The WCRF designed the MOVING framework, a tool to help policymakers, researchers and civil society organizations worldwide act to increase levels of physical activity. The framework is comprised of four policy domains: active societies, active environments, active people and active systems. The WCRF also offers the MOVING database that is a repository of global data on physical activity policy actions, containing information on what governments around the world have implemented to encourage people to be physically active. The database collects policy actions from around the world which are implemented on a national level, and are currently in effect [35].

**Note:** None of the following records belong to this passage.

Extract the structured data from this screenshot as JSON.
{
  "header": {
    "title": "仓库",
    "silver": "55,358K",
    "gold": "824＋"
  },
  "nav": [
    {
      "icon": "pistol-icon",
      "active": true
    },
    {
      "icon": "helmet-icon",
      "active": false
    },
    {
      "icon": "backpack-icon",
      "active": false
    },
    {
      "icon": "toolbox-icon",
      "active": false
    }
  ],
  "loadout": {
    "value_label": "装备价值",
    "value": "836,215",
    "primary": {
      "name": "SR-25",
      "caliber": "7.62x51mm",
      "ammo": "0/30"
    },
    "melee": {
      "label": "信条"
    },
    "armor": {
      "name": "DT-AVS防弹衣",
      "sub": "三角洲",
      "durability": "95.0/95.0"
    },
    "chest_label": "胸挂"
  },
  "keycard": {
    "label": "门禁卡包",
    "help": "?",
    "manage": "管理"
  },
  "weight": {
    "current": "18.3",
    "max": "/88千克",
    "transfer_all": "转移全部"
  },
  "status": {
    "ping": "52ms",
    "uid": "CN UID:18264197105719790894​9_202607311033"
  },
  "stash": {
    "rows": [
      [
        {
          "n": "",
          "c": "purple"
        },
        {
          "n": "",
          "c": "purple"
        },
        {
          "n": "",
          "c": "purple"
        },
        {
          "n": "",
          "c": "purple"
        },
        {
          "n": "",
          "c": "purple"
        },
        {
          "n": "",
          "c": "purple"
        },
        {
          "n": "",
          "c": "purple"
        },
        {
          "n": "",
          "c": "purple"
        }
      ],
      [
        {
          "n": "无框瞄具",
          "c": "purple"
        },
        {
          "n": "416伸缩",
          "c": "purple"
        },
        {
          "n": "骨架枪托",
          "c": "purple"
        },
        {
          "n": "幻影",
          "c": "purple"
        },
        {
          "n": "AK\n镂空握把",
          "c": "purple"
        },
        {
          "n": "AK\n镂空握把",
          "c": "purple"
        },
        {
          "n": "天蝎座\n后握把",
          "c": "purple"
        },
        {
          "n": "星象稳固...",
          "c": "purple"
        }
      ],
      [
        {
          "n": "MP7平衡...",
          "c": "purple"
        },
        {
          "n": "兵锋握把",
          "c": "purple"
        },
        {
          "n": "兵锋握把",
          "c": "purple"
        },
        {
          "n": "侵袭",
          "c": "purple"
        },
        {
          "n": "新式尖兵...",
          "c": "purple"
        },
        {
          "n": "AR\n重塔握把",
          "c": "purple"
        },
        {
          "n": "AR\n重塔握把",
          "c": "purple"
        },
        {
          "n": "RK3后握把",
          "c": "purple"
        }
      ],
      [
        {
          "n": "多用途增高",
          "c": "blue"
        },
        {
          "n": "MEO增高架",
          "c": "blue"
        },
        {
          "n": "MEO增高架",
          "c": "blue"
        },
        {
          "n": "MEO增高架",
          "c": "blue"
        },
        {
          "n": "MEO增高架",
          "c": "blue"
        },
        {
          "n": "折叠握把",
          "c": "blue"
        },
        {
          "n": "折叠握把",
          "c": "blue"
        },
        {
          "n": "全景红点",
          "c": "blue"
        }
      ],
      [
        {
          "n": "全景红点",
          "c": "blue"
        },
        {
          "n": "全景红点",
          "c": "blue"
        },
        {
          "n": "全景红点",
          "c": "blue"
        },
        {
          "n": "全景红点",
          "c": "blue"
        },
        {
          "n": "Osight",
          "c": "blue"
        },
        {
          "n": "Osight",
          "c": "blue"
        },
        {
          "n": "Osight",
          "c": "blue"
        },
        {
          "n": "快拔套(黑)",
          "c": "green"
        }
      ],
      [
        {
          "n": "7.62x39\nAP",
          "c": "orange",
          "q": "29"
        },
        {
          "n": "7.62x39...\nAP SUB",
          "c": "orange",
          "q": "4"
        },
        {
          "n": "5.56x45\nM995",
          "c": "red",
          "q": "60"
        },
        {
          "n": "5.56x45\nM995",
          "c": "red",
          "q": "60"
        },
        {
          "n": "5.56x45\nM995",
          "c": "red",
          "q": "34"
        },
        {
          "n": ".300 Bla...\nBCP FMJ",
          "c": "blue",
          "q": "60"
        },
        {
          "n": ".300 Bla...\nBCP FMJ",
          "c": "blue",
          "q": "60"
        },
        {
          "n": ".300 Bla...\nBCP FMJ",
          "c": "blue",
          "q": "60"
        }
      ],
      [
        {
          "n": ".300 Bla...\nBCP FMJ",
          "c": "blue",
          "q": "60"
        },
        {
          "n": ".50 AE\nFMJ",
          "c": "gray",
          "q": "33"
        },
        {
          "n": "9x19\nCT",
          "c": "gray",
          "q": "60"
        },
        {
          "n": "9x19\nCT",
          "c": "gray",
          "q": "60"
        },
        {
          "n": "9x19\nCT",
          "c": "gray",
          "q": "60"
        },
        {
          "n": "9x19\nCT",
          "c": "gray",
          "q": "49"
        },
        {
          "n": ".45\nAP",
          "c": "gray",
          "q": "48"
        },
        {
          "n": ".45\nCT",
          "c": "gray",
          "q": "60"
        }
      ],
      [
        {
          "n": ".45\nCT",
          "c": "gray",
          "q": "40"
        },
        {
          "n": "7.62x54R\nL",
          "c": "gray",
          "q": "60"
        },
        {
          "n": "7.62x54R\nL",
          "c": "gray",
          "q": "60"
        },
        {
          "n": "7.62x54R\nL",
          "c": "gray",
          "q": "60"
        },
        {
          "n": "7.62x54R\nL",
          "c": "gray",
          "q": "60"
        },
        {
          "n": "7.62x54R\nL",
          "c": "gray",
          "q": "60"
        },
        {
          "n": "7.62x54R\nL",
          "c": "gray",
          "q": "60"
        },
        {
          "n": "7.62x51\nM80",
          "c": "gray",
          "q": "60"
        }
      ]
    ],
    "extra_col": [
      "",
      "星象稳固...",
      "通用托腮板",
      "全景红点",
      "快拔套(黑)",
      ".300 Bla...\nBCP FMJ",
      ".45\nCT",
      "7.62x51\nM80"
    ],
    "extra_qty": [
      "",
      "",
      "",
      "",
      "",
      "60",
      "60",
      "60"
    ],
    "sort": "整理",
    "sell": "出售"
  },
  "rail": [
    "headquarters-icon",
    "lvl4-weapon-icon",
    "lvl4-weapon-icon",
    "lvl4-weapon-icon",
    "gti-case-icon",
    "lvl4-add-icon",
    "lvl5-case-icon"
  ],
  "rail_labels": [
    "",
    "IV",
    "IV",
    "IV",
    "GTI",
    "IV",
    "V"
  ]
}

Our study has some limitations. The surveys included in the study used different methodologies to classify the practice of physical activity, which limits their comparability. We included in our estimates only cancer sites with strong evidence by WCRF/AICR. These criteria may have underestimated the overall contribution of physical activity to cancer prevention considering that there is some evidence of associations with other cancer sites [27, 36]. Estimates of RR for the association between physical activity and cancer in the Brazilian population are inexistent, so we used RR derived from a meta-analysis using data from cohort studies conducted mainly in US and European countries. Some, but not all, studies have adjusted BMI and other potential factors that are difficult to define whether they act as confounders or mediators of the association between physical activity and cancer. Finally, future modeling approaches using e.g., proportional multistate lifetable modeling of preventive interventions may be helpful to evaluating the long-term impacts of preventive interventions [37].

Conclusion

Insufficient leisure-time physical activity was estimated to be responsible for US$ 43 million in direct healthcare costs of colorectal, breast, and endometrial cancers in 2018. In 2030, attributable direct healthcare costs may increase to US$ 64 million. We estimated that, approximately, US$ 3 to 8.9 million in 2040 could be saved by increasing physical activity at the population level. Our results may be helpful to guide decision-makers in funding cancer prevention policies and programs through physical activity in Brazil to seek an adequate balance between expenses on prevention by increasing physical activity at the population level and treatment of cancer.